Description
This Sausage Stuffed Acorn Squash recipe is a hearty and flavorful dish perfect for fall or any cozy meal. Roasted acorn squash halves are filled with a savory mixture of Italian sausage, quinoa, sautéed vegetables, nuts, and dried cranberries, then baked until golden and delicious. It’s a comforting, colorful meal that combines sweet and savory elements with a nutty crunch, ideal as a main dish that feels both wholesome and indulgent.
Ingredients
Scale
Acorn Squash
- 2 medium acorn squashes
- Olive oil for drizzling
- Salt and black pepper to taste
Stuffing
- 1 pound Italian sausage (mild or spicy, according to preference)
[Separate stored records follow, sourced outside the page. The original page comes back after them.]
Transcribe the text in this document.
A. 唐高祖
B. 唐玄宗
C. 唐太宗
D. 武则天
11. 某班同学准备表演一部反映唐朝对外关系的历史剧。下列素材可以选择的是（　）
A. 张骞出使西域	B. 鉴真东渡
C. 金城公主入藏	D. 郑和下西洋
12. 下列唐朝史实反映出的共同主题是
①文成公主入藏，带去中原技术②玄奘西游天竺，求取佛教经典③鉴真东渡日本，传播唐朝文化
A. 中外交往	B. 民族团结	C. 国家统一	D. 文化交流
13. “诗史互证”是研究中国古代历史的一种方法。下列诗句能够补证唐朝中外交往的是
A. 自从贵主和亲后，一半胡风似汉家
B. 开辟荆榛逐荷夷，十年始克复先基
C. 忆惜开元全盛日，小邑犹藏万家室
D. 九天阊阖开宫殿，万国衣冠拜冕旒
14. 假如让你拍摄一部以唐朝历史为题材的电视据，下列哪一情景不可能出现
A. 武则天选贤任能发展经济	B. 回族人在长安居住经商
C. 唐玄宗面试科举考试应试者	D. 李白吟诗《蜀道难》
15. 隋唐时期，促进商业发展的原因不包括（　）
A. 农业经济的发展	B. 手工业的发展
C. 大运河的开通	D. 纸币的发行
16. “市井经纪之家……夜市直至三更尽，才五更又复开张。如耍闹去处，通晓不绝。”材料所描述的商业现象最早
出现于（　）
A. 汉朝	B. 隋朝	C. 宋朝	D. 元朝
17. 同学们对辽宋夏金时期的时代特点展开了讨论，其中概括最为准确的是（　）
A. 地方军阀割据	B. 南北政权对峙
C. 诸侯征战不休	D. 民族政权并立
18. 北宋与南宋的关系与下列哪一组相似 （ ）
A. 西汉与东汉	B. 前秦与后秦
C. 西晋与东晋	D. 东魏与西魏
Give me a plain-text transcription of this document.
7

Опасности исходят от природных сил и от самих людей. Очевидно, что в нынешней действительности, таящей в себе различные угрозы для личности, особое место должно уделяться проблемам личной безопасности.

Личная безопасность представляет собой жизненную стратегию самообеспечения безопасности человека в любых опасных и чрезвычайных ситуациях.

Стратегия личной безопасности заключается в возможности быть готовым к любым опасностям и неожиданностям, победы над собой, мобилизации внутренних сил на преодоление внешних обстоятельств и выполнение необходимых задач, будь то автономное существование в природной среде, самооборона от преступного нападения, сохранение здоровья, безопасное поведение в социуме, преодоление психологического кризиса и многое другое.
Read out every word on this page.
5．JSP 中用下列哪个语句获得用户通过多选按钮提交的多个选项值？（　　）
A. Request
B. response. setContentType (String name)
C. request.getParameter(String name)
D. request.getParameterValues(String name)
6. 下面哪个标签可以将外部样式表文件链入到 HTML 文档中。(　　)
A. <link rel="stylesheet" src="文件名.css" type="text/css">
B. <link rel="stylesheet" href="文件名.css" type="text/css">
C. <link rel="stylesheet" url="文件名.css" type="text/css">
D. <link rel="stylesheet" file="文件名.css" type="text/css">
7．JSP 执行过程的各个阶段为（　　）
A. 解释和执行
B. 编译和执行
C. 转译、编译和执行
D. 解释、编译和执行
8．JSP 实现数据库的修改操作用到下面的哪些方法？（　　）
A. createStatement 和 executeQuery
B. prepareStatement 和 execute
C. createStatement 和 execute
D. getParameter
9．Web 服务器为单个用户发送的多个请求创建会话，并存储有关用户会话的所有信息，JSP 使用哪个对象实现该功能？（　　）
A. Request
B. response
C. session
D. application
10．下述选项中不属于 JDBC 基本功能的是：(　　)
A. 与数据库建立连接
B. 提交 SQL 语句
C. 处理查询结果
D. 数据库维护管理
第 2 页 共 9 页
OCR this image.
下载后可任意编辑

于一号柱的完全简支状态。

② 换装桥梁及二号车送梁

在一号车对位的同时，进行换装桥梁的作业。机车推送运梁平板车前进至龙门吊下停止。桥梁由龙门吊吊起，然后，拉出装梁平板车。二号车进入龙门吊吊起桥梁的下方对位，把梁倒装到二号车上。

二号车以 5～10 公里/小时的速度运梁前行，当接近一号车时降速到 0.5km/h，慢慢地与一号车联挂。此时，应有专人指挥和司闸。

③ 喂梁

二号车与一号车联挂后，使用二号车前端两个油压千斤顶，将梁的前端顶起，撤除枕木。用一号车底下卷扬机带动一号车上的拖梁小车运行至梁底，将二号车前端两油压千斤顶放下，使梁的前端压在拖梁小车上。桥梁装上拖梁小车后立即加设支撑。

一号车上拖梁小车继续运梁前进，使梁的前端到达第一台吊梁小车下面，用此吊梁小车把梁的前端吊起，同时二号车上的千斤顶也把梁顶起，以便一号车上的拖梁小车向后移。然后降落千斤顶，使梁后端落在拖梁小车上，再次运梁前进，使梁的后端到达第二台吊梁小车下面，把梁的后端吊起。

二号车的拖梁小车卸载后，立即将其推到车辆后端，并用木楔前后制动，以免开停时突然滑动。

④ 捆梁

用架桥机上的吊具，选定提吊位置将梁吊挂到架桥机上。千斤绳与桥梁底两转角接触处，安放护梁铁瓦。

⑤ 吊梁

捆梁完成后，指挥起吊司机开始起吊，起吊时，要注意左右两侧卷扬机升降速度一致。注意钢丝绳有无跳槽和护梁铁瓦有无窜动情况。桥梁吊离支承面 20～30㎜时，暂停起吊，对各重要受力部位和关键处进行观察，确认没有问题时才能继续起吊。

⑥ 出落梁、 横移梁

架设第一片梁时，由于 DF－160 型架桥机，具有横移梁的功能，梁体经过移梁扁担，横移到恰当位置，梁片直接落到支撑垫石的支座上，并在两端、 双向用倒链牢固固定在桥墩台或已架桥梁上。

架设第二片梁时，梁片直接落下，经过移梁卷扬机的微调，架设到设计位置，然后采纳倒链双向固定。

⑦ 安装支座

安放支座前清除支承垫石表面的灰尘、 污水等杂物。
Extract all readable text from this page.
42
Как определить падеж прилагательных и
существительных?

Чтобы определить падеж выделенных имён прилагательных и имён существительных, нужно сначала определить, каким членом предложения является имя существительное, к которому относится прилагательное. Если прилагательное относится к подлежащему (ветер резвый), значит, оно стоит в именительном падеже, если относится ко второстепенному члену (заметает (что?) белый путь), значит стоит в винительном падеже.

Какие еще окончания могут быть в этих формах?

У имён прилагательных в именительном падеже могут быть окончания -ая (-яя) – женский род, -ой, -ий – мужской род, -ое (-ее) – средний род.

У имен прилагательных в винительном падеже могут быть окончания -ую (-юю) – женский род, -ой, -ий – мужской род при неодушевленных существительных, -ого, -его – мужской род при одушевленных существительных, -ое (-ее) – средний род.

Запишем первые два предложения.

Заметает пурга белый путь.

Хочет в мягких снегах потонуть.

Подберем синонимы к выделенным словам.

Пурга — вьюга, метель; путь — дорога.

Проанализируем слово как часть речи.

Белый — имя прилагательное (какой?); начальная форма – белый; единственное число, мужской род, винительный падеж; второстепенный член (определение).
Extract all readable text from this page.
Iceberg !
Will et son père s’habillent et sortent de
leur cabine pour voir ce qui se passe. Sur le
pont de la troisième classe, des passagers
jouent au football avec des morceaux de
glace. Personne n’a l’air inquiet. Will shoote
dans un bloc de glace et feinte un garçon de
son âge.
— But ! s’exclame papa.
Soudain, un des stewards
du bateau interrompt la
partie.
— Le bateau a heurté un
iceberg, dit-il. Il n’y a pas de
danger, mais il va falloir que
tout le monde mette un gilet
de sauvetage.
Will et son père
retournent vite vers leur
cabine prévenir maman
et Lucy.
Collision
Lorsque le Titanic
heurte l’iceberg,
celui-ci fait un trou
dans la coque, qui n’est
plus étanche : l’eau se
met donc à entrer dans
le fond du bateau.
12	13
- 1 cup cooked quinoa (or rice if preferred)
- 1 small onion, finely chopped
- 2 cloves garlic, minced
- 1 cup mushrooms, diced (optional)
- 1 cup spinach, chopped
- 1/2 cup dried cranberries (or raisins)
- 1/2 cup walnuts or pecans, chopped
- 1 teaspoon dried thyme
- 1 teaspoon dried sage
- 1/2 teaspoon salt
- 1/4 teaspoon black pepper
- 1/4 cup grated Parmesan cheese (optional for topping)
Instructions
- Preheat Oven: Preheat your oven to 400°F (200°C) to prepare for roasting the acorn squash halves.
- Prepare Squash: Carefully cut the acorn squashes in half vertically and scoop out the seeds and fibrous insides with a spoon to create space for the stuffing.
- Season Squash: Brush the inside of each squash half with olive oil, then sprinkle with salt and pepper. Place the squash halves cut side down on a parchment-lined baking sheet.
- Roast Squash: Roast the squash for 25-30 minutes until tender and easily pierced with a fork, which softens the flesh for stuffing.
- Cook Sausage: While the squash roasts, heat a large skillet over medium heat. Add the Italian sausage, breaking it up with a wooden spoon, and cook until browned and fully cooked. Remove and set aside.
- Sauté Vegetables: In the same skillet, add the chopped onion and sauté for 3-4 minutes until translucent. Add the minced garlic and diced mushrooms (if using), cooking for an additional 3-4 minutes until mushrooms soften.
- Combine Filling: Stir in chopped spinach, cooked quinoa, dried cranberries, nuts, thyme, sage, and the cooked sausage. Season with salt and pepper to taste. Cook for 2-3 minutes until spinach wilts and everything is heated through.
- Stuff Squash: When the squash is done, flip the halves over so cut side is up. Spoon the sausage mixture into each half, packing it tightly to fill the cavities.
- Add Cheese: Sprinkle the stuffed squash tops with grated Parmesan cheese if using, for a golden, savory finish.
- Bake Again: Return the stuffed squashes to the oven and bake for 10-15 minutes until the cheese is golden and the filling is heated through.
- Serve: Remove from oven and allow to cool slightly before serving to enjoy a warm, hearty meal.
Notes
- You can substitute cooked rice for quinoa to suit your preference or what you have on hand.
- For a vegetarian version, omit the sausage and add more mushrooms or a plant-based sausage alternative.
- Optional mushrooms add earthy flavor but can be left out if preferred.
- Leftovers reheat well and make for excellent next-day meals.
- Ensure the squash is cut evenly for uniform cooking.